The Sleep Center opens before dark and is staffed by Alliance volunteers 7 nights a week, until 10 p.m. After 10 p.m., security is onsite until 9 a.m. when the clients of The Sleep Center depart.
Volunteers register new clients, assign them a hut, provide them with warm bedding as needed, and make sure they understand the few rules of the camp. When a client leaves the Sleep Center volunteers remove the used bedding so that it can be washed, and make sure that the hut is clean and ready for its next guest.
Volunteers provide a stabilizing force within the Sleep Center. Although they ensure the rules are obeyed, they are more like a mom or a dad than a security or police officer.
The Conestoga Huts
Thirty-one Conestoga huts form the backbone of the Sleep Center.
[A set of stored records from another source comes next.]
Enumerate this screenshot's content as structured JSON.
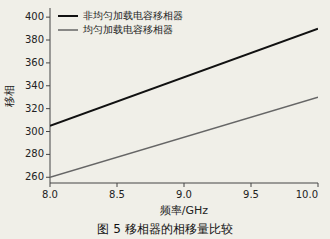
{
  "chart_data": {
    "type": "line",
    "title": "图 5 移相器的相移量比较",
    "xlabel": "频率/GHz",
    "ylabel": "移相",
    "x": [
      8.0,
      10.0
    ],
    "series": [
      {
        "name": "非均匀加载电容移相器",
        "color": "#111111",
        "values": [
          305,
          390
        ]
      },
      {
        "name": "均匀加载电容移相器",
        "color": "#666666",
        "values": [
          260,
          330
        ]
      }
    ],
    "xlim": [
      8.0,
      10.0
    ],
    "ylim": [
      255,
      408
    ],
    "xticks": [
      {
        "value": 8.0,
        "label": "8.0"
      },
      8.5,
      {
        "value": 9.0,
        "label": "9.0"
      },
      9.5,
      {
        "value": 10.0,
        "label": "10.0"
      }
    ],
    "yticks": [
      260,
      280,
      300,
      320,
      340,
      360,
      380,
      400
    ],
    "legend": "upper left",
    "grid": false
  }
}
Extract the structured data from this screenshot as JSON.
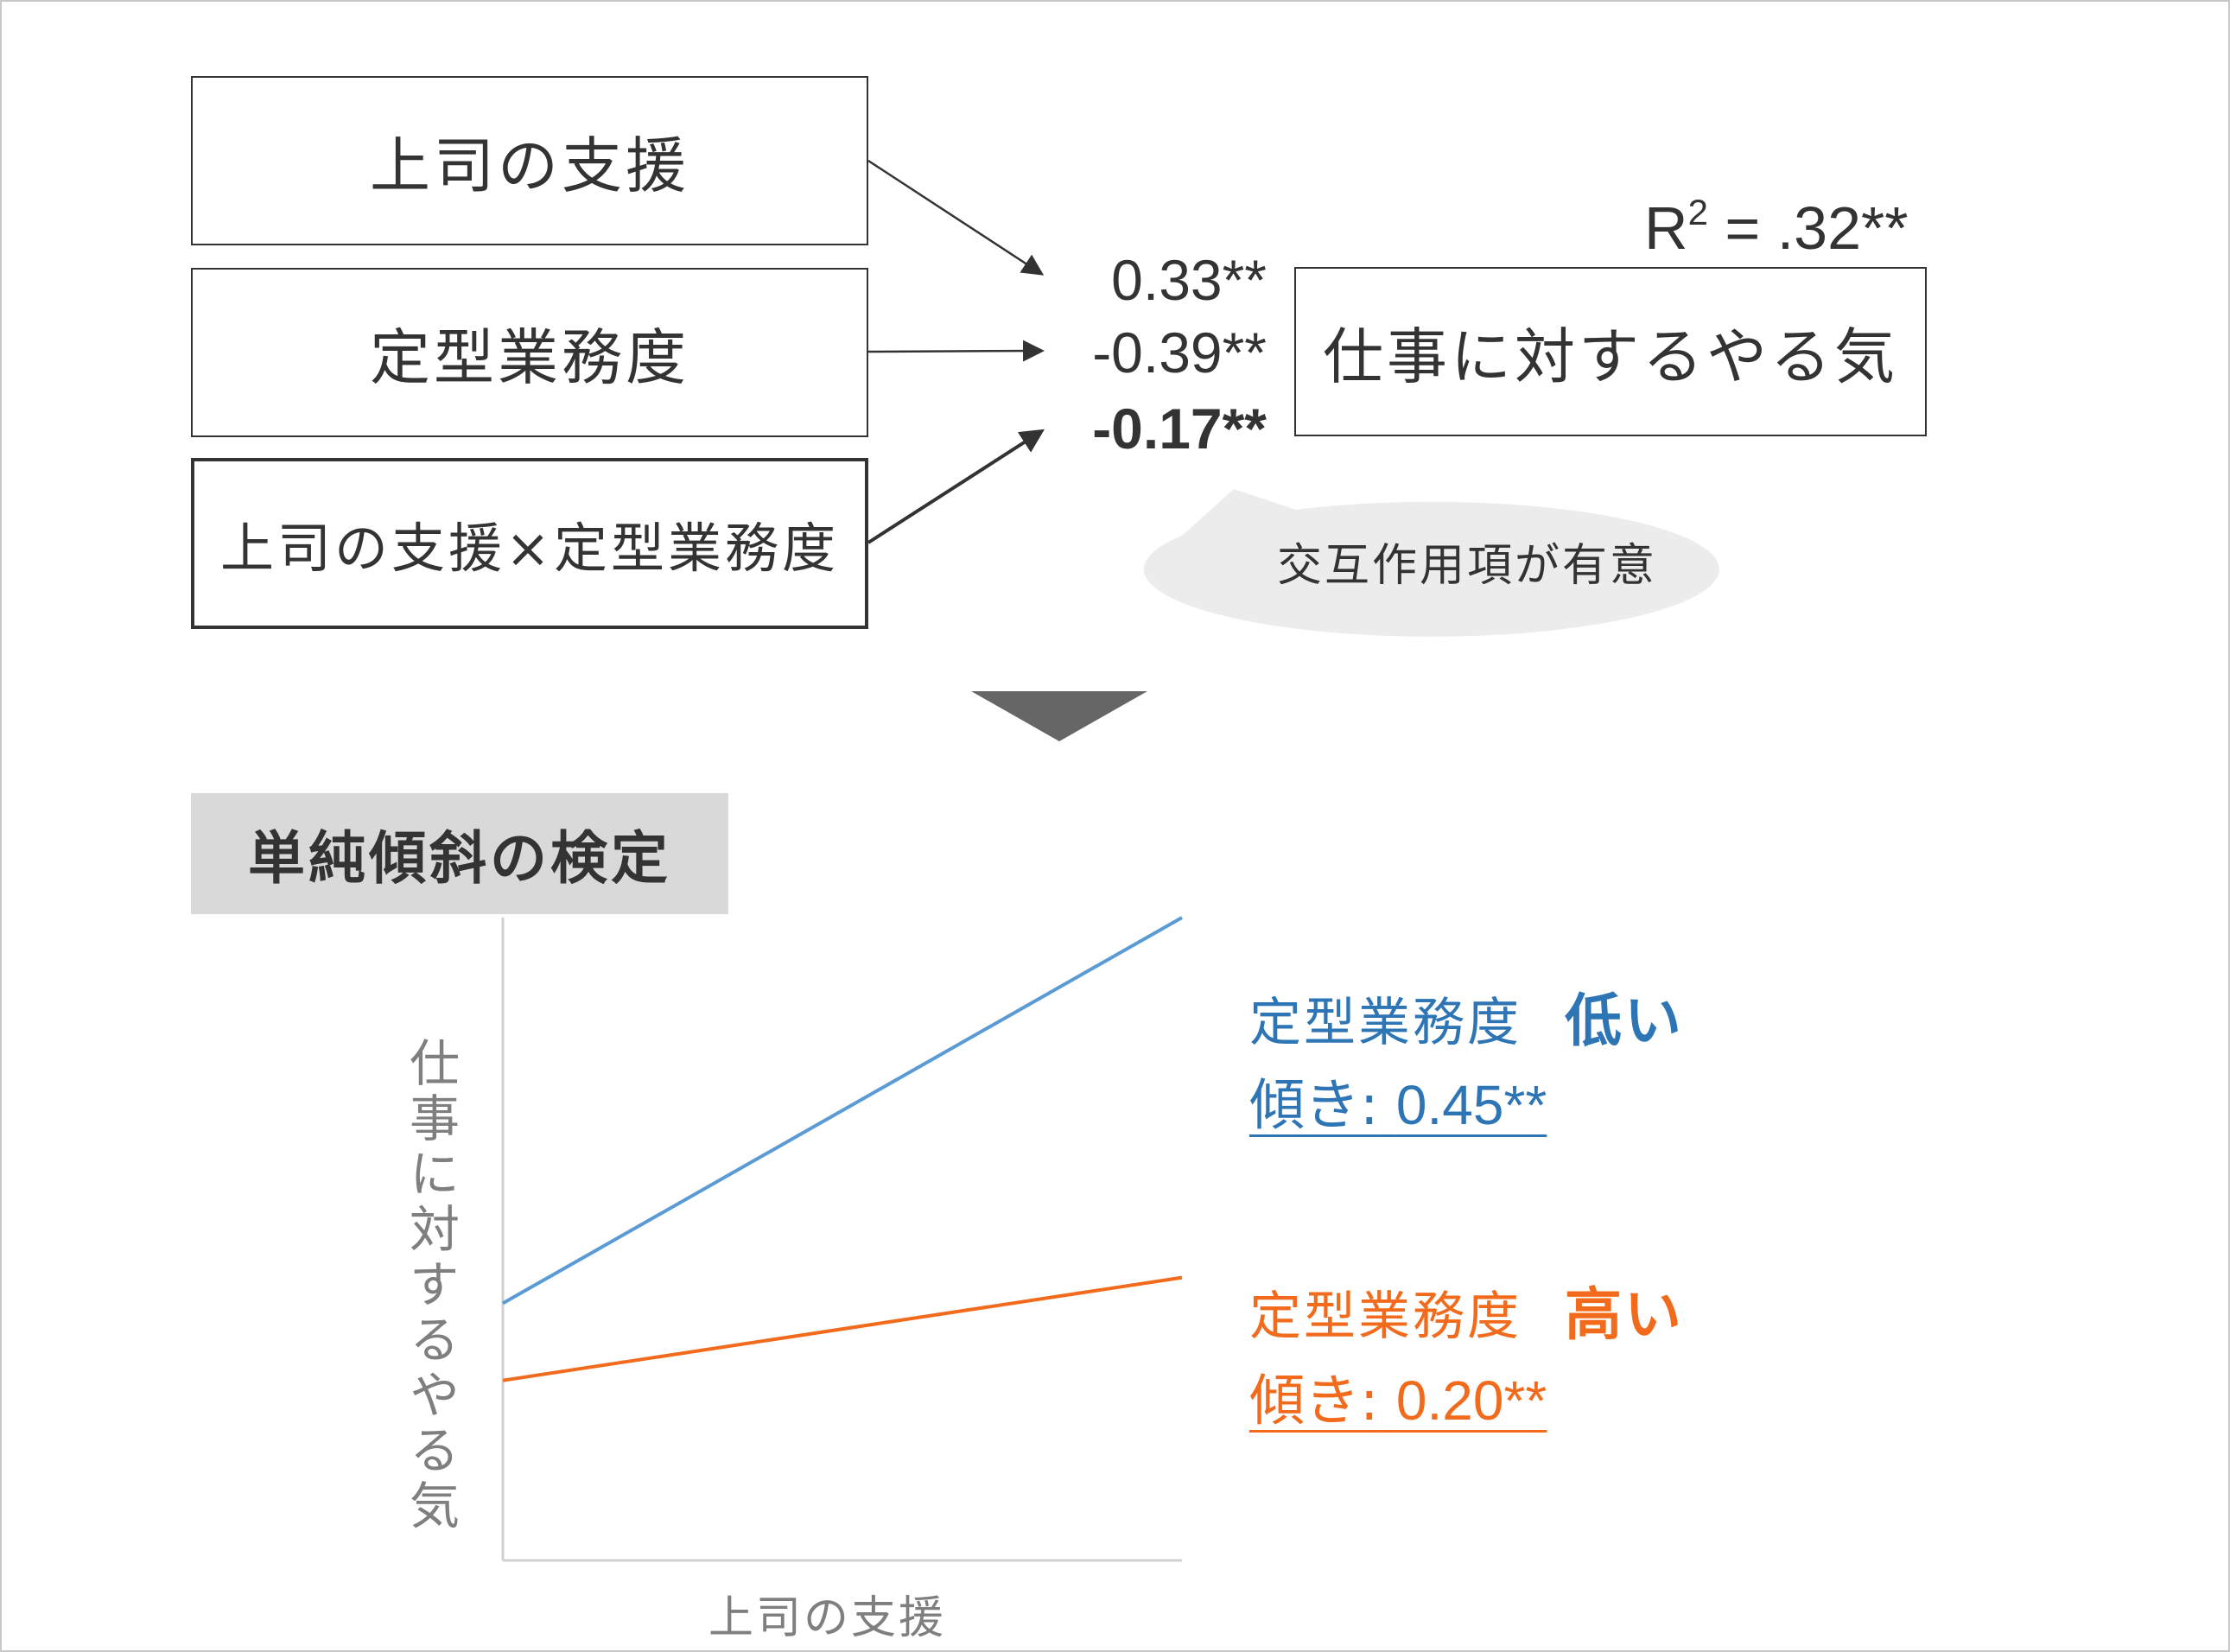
{
  "model": {
    "predictors": [
      {
        "label": "上司の支援",
        "coef": "0.33**",
        "bold": false
      },
      {
        "label": "定型業務度",
        "coef": "-0.39**",
        "bold": false
      },
      {
        "label": "上司の支援×定型業務度",
        "coef": "-0.17**",
        "bold": true
      }
    ],
    "outcome": "仕事に対するやる気",
    "r2_prefix": "R",
    "r2_sup": "2",
    "r2_value": " = .32**",
    "bubble": "交互作用項が有意"
  },
  "section_title": "単純傾斜の検定",
  "chart_data": {
    "type": "line",
    "xlabel": "上司の支援",
    "ylabel": "仕事に対するやる気",
    "x": [
      0,
      1
    ],
    "ylim": [
      0,
      1
    ],
    "series": [
      {
        "name_prefix": "定型業務度",
        "name_emph": "低い",
        "slope_label": "傾き:",
        "slope_value": "0.45**",
        "values": [
          0.4,
          1.0
        ],
        "color": "#5b9bd5",
        "label_color": "#2e75b6"
      },
      {
        "name_prefix": "定型業務度",
        "name_emph": "高い",
        "slope_label": "傾き:",
        "slope_value": "0.20**",
        "values": [
          0.28,
          0.44
        ],
        "color": "#f26b1d",
        "label_color": "#f26b1d"
      }
    ]
  },
  "colors": {
    "text": "#333333",
    "axis": "#d0d0d0",
    "bubble": "#ececec",
    "arrow_down": "#666666",
    "label_bg": "#d9d9d9"
  }
}
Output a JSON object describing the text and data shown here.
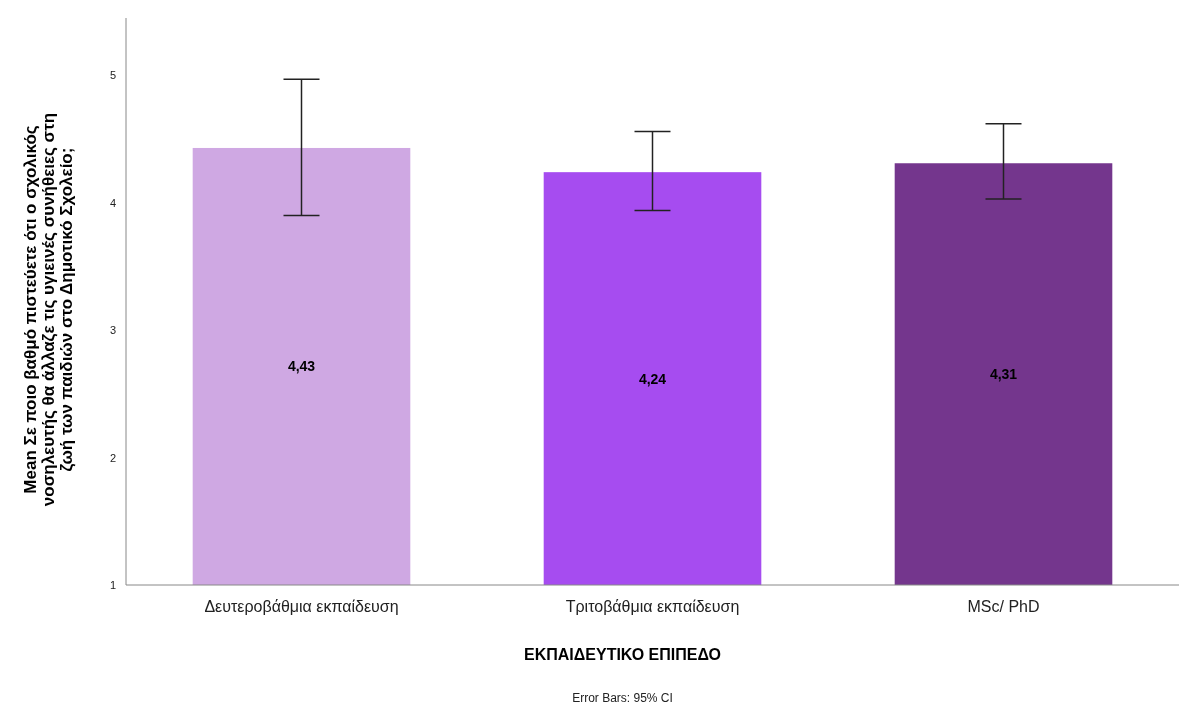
{
  "chart_data": {
    "type": "bar",
    "xlabel": "ΕΚΠΑΙΔΕΥΤΙΚΟ ΕΠΙΠΕΔΟ",
    "ylabel": "Mean Σε ποιο βαθμό πιστεύετε ότι ο σχολικός\nνοσηλευτής θα άλλαζε τις υγιεινές συνήθειες στη\nζωή των παιδιών στο Δημοτικό Σχολείο;",
    "categories": [
      "Δευτεροβάθμια εκπαίδευση",
      "Τριτοβάθμια εκπαίδευση",
      "MSc/ PhD"
    ],
    "values": [
      4.43,
      4.24,
      4.31
    ],
    "colors": [
      "#cfa8e3",
      "#a64cf0",
      "#74368d"
    ],
    "errors": [
      [
        3.9,
        4.97
      ],
      [
        3.94,
        4.56
      ],
      [
        4.03,
        4.62
      ]
    ],
    "value_labels": [
      "4,43",
      "4,24",
      "4,31"
    ],
    "ylim": [
      1,
      5.45
    ],
    "yticks": [
      1,
      2,
      3,
      4,
      5
    ],
    "grid": false,
    "annotations": [
      "Error Bars: 95% CI"
    ]
  }
}
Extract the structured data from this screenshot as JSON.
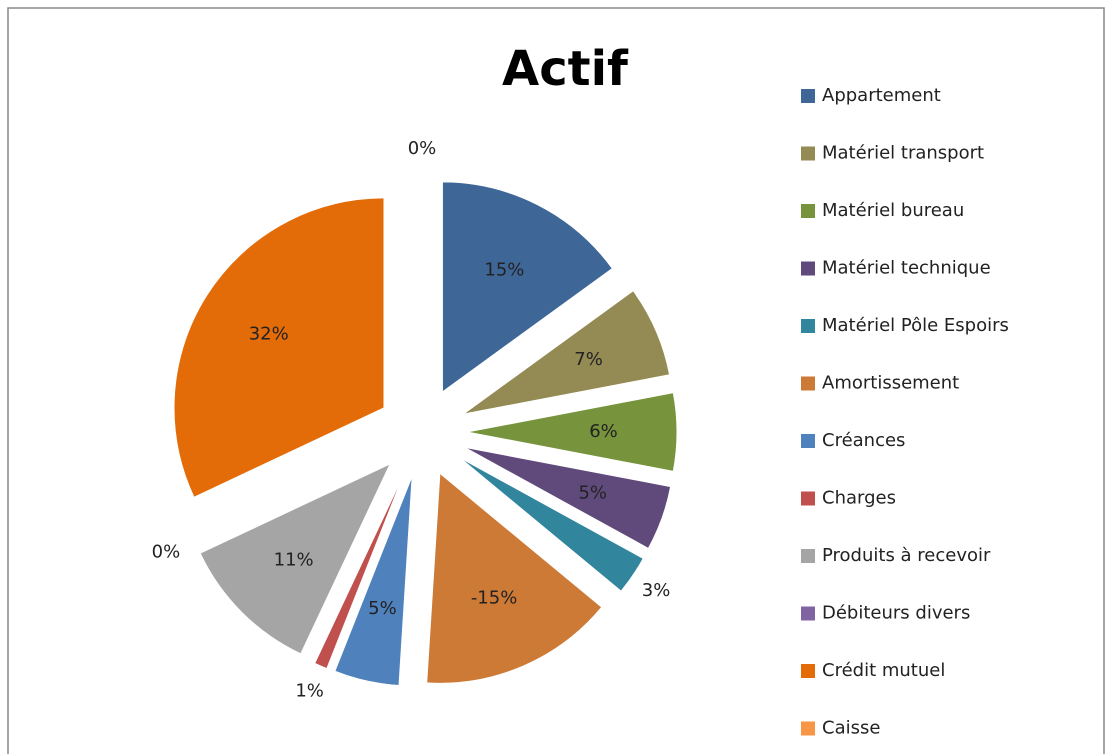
{
  "chart_data": {
    "type": "pie",
    "title": "Actif",
    "categories": [
      "Appartement",
      "Matériel transport",
      "Matériel bureau",
      "Matériel technique",
      "Matériel Pôle Espoirs",
      "Amortissement",
      "Créances",
      "Charges",
      "Produits à recevoir",
      "Débiteurs divers",
      "Crédit mutuel",
      "Caisse"
    ],
    "values": [
      15,
      7,
      6,
      5,
      3,
      -15,
      5,
      1,
      11,
      0,
      32,
      0
    ],
    "value_labels": [
      "15%",
      "7%",
      "6%",
      "5%",
      "3%",
      "-15%",
      "5%",
      "1%",
      "11%",
      "0%",
      "32%",
      "0%"
    ],
    "colors": [
      "#3e6697",
      "#948a54",
      "#77933c",
      "#604a7b",
      "#31859c",
      "#cd7a37",
      "#4f81bd",
      "#c0504d",
      "#a5a5a5",
      "#8064a2",
      "#e36c09",
      "#f79646"
    ],
    "legend": "right"
  }
}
The huts are 6 feet by 10 feet inside with standing head room, and have a covered porch. The door is lockable, providing privacy as well as an important measure of safety. An operable window in the rear wall provides ventilation. The huts are completely weatherproof, even in strong winds, heavy rain or snow. They are insulated on all sides, but not heated. The huts were designed in Eugene, Oregon and have been is use there for four years.
Once a hut is assigned to an individual (or couple), it remains theirs as long as they are on site at least five days per week. The Sleep Center has overflow beds which are assigned on a first-come daily basis while a person is waiting for a hut assignment.
The Sleep Center has two modular buildings. One provides office space for staff and a common meeting room for residents. The other has restrooms and showers.
There are no cooking facilities in the Sleep Center, though local groups often will bring a prepared meal to serve. Hot water and coffee are available at all times.
Charlie is a young man who stayed at the Sleep Center for about two months in the dead of winter. He had previously been permanently banned from the Christian Aid Center for disruptive behavior and drunkeness. But he was sober now and working with organizations in town who were helping him put his life back together. I ran into him at BMAC not long ago and he told me that he was happy in his apartment and still going to meetings and was going to start school at the community college next semester. He was thankful for the place to stay and for all the encouragement and care he received while staying at the Sleep Center.